Dan and Sue, Thank you so much for everything. You two have been there for me from the very beginning. You continue to send me letters of support and your time invested in me will not go to waste. Thank you.

And the Corona-Norco Unified School District, Thank you for all of your support. A few of you had mentioned my name to hundreds and thousands of people. You have spread my story. And thats all I want. To tell my story, and your helping me with it. You are the tip of the spear for me. You and the amazing people that continue to message me on Facebook and write me in person.

Ladies and Gentlemen, those of you who are reading this. Thank you for your support. I have definitely missed some names. (Bj Cotton, Lilli Ann Snow, etc. The Mittelsted's Karalius')However you are forever in my heart. I may have lost my legs…and I may be going through a tough time…however I still have you guys to back me up. Thank you.
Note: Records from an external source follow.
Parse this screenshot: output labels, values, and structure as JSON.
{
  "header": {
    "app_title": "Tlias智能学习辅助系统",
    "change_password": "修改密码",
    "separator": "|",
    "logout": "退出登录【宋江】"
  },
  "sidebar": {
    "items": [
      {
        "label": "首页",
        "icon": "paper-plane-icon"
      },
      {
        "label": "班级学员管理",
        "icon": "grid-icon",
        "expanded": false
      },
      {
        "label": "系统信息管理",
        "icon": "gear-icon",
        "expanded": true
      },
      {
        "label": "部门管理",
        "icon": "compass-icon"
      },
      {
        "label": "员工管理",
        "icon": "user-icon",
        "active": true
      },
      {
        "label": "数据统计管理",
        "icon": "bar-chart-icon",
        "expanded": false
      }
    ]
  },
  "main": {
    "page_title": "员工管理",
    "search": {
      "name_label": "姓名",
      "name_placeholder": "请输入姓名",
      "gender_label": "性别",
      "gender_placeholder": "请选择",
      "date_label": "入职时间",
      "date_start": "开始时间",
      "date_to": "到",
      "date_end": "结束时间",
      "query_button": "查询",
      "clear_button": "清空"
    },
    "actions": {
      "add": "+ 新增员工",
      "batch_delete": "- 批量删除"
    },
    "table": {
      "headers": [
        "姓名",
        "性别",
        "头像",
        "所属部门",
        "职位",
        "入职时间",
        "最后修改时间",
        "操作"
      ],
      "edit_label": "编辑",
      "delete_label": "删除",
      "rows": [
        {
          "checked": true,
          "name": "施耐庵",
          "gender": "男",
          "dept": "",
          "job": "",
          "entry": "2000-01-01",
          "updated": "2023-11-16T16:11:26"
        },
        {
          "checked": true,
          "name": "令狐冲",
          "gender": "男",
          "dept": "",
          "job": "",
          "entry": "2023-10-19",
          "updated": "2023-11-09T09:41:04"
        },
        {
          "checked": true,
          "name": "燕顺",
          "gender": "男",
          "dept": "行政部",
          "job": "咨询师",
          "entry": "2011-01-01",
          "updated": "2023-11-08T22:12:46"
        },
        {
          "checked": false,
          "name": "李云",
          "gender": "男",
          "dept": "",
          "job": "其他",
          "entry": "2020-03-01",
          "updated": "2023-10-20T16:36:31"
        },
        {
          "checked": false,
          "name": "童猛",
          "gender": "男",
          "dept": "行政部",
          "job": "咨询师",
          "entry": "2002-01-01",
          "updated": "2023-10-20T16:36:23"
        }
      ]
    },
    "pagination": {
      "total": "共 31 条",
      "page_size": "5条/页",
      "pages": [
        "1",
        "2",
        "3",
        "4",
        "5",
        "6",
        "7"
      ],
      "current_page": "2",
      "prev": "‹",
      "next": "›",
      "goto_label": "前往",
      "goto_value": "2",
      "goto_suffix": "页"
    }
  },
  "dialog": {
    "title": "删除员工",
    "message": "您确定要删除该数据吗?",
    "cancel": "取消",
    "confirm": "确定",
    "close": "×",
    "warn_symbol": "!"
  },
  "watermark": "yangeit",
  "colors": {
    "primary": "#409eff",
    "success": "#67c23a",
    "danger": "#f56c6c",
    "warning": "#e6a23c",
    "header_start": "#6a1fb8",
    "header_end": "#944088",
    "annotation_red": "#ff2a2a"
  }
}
Now, I know this was a long post and all, however I want to make sure when YOU, the reader, are seeing this post, I hope you read what I wrote. I really hope you see what I am about to write. And its this. Appreciate the little things in life. I'm no preacher, and I'm just a kid and I don't know much, but I do know that I need to stop complaining and bitching about certain things. And appreciate the little things in life.

I love you all

YOU KNOW, I think this Young Man will find his way in the World despite his Losses.

Never loose sight of the sacrifices others are making, and the Cost it will extract.

God's Speed .

posted on Dec, 19 2012 @ 11:38 AM
And at Home, they stood in the rain for this young Man.